Positive sign ⇒ the decomposition absorbs heat (endothermic).
Practice questions
-
Calculate ΔH for:
\[
\mathrm{H_2(g) + Cl_2(g) \rightarrow 2\,HCl(g)}
\]
Given: H–H = 436 kJ mol⁻¹, Cl–Cl = 242 kJ mol⁻¹, H–Cl = 432 kJ mol⁻¹.
-
Determine the sign of ΔH and its magnitude for:
\[
\mathrm{N_2(g) + O_2(g) \rightarrow 2\,NO(g)}
\]
Bond energies: N≡N = 945 kJ mol⁻¹, O=O = 498 kJ mol⁻¹, N=O = 607 kJ mol⁻¹.
-
What is the enthalpy change per gram of CH₄ for the combustion reaction above?
Use the ΔH = −802 kJ obtained in Example 1. (Molar mass of CH₄ = 16.04 g mol⁻¹.)
-
Explain why bond‑energy calculations give only an approximate value for ΔH.
Common mistakes to avoid
- Forgetting to multiply a bond‑energy value by the correct number of identical bonds.

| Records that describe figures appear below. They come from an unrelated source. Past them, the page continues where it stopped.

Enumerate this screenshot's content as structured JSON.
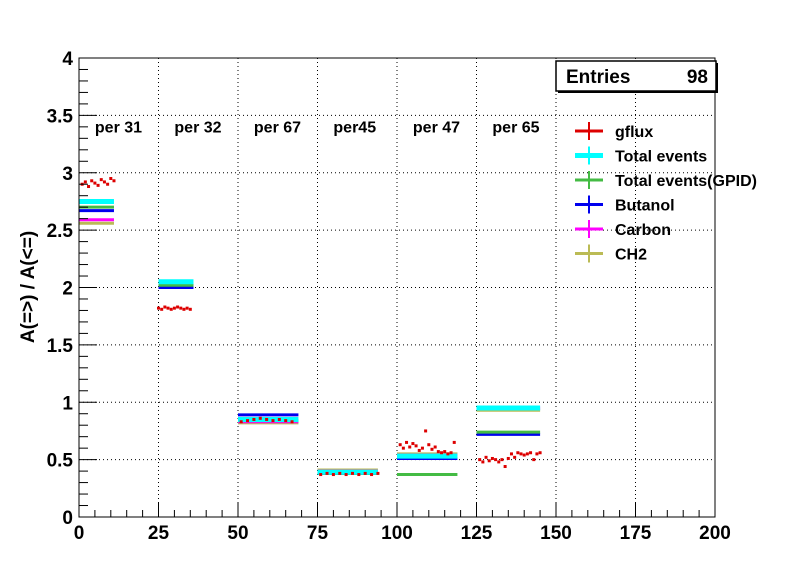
{
  "chart_data": {
    "type": "scatter",
    "ylabel": "A(=>) / A(<=)",
    "xlim": [
      0,
      200
    ],
    "ylim": [
      0,
      4
    ],
    "x_ticks": [
      "0",
      "25",
      "50",
      "75",
      "100",
      "125",
      "150",
      "175",
      "200"
    ],
    "y_ticks": [
      "0",
      "0.5",
      "1",
      "1.5",
      "2",
      "2.5",
      "3",
      "3.5",
      "4"
    ],
    "grid": true,
    "stats_box": {
      "label": "Entries",
      "value": "98"
    },
    "period_labels": [
      {
        "text": "per 31",
        "x": 5
      },
      {
        "text": "per 32",
        "x": 30
      },
      {
        "text": "per 67",
        "x": 55
      },
      {
        "text": "per45",
        "x": 80
      },
      {
        "text": "per 47",
        "x": 105
      },
      {
        "text": "per 65",
        "x": 130
      }
    ],
    "legend_placement": "right",
    "series": [
      {
        "name": "gflux",
        "color": "#dd0000",
        "kind": "points",
        "points": [
          [
            1,
            2.9
          ],
          [
            2,
            2.92
          ],
          [
            3,
            2.88
          ],
          [
            4,
            2.93
          ],
          [
            5,
            2.91
          ],
          [
            6,
            2.89
          ],
          [
            7,
            2.94
          ],
          [
            8,
            2.92
          ],
          [
            9,
            2.9
          ],
          [
            10,
            2.95
          ],
          [
            11,
            2.93
          ],
          [
            25,
            1.82
          ],
          [
            26,
            1.81
          ],
          [
            27,
            1.83
          ],
          [
            28,
            1.82
          ],
          [
            29,
            1.81
          ],
          [
            30,
            1.82
          ],
          [
            31,
            1.83
          ],
          [
            32,
            1.82
          ],
          [
            33,
            1.81
          ],
          [
            34,
            1.82
          ],
          [
            35,
            1.81
          ],
          [
            51,
            0.83
          ],
          [
            53,
            0.84
          ],
          [
            55,
            0.85
          ],
          [
            57,
            0.86
          ],
          [
            59,
            0.85
          ],
          [
            61,
            0.84
          ],
          [
            63,
            0.85
          ],
          [
            65,
            0.84
          ],
          [
            67,
            0.83
          ],
          [
            76,
            0.37
          ],
          [
            78,
            0.38
          ],
          [
            80,
            0.37
          ],
          [
            82,
            0.38
          ],
          [
            84,
            0.37
          ],
          [
            86,
            0.38
          ],
          [
            88,
            0.37
          ],
          [
            90,
            0.38
          ],
          [
            92,
            0.37
          ],
          [
            94,
            0.38
          ],
          [
            101,
            0.63
          ],
          [
            102,
            0.6
          ],
          [
            103,
            0.65
          ],
          [
            104,
            0.61
          ],
          [
            105,
            0.64
          ],
          [
            106,
            0.62
          ],
          [
            107,
            0.58
          ],
          [
            108,
            0.6
          ],
          [
            109,
            0.75
          ],
          [
            110,
            0.63
          ],
          [
            111,
            0.59
          ],
          [
            112,
            0.61
          ],
          [
            113,
            0.57
          ],
          [
            114,
            0.56
          ],
          [
            115,
            0.57
          ],
          [
            116,
            0.55
          ],
          [
            117,
            0.56
          ],
          [
            118,
            0.65
          ],
          [
            126,
            0.5
          ],
          [
            127,
            0.48
          ],
          [
            128,
            0.52
          ],
          [
            129,
            0.49
          ],
          [
            130,
            0.51
          ],
          [
            131,
            0.5
          ],
          [
            132,
            0.48
          ],
          [
            133,
            0.5
          ],
          [
            134,
            0.44
          ],
          [
            135,
            0.51
          ],
          [
            136,
            0.55
          ],
          [
            137,
            0.52
          ],
          [
            138,
            0.56
          ],
          [
            139,
            0.55
          ],
          [
            140,
            0.54
          ],
          [
            141,
            0.55
          ],
          [
            142,
            0.56
          ],
          [
            143,
            0.5
          ],
          [
            144,
            0.55
          ],
          [
            145,
            0.56
          ]
        ]
      },
      {
        "name": "Total events",
        "color": "#00ffff",
        "kind": "lines",
        "segments": [
          [
            0,
            11,
            2.75
          ],
          [
            25,
            36,
            2.05
          ],
          [
            50,
            69,
            0.85
          ],
          [
            75,
            94,
            0.39
          ],
          [
            100,
            119,
            0.53
          ],
          [
            125,
            145,
            0.95
          ]
        ]
      },
      {
        "name": "Total events(GPID)",
        "color": "#44bb44",
        "kind": "lines",
        "segments": [
          [
            0,
            11,
            2.7
          ],
          [
            25,
            36,
            2.02
          ],
          [
            50,
            69,
            0.84
          ],
          [
            75,
            94,
            0.38
          ],
          [
            100,
            119,
            0.37
          ],
          [
            125,
            145,
            0.74
          ]
        ]
      },
      {
        "name": "Butanol",
        "color": "#0000ee",
        "kind": "lines",
        "segments": [
          [
            0,
            11,
            2.67
          ],
          [
            25,
            36,
            2.0
          ],
          [
            50,
            69,
            0.89
          ],
          [
            75,
            94,
            0.38
          ],
          [
            100,
            119,
            0.51
          ],
          [
            125,
            145,
            0.72
          ]
        ]
      },
      {
        "name": "Carbon",
        "color": "#ff00ff",
        "kind": "lines",
        "segments": [
          [
            0,
            11,
            2.59
          ],
          [
            25,
            36,
            2.02
          ],
          [
            50,
            69,
            0.83
          ],
          [
            75,
            94,
            0.4
          ],
          [
            100,
            119,
            0.54
          ],
          [
            125,
            145,
            0.95
          ]
        ]
      },
      {
        "name": "CH2",
        "color": "#bbbb55",
        "kind": "lines",
        "segments": [
          [
            0,
            11,
            2.56
          ],
          [
            25,
            36,
            2.01
          ],
          [
            50,
            69,
            0.82
          ],
          [
            75,
            94,
            0.41
          ],
          [
            100,
            119,
            0.55
          ],
          [
            125,
            145,
            0.93
          ]
        ]
      }
    ]
  }
}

- Using bond energies for the wrong physical state – the table values apply only to gases.
- Mixing up the sign convention – the energy released on forming bonds must be **subtracted** from the energy required to break bonds.
- Neglecting phase‑change corrections when a reactant or product is a liquid or solid.
- Omitting the lattice‑energy or sublimation‑energy term for ionic solids (e.g., CaCO₃, NaCl).
Summary
- ΔH = Hproducts − Hreactants. A negative ΔH means the reaction is exothermic; a positive ΔH means it is endothermic.
- Bond‑energy method:
- List every bond broken → Σbroken (energy absorbed).
- List every bond formed → Σformed (energy released).
- ΔH = Σbroken − Σformed.
- All bond‑energy values are for gaseous molecules; add ΔHfus, ΔHvap or lattice‑energy corrections when solids or liquids are involved.
- Use the calculated ΔH together with the activation‑energy concept to sketch and interpret reaction‑profile diagrams.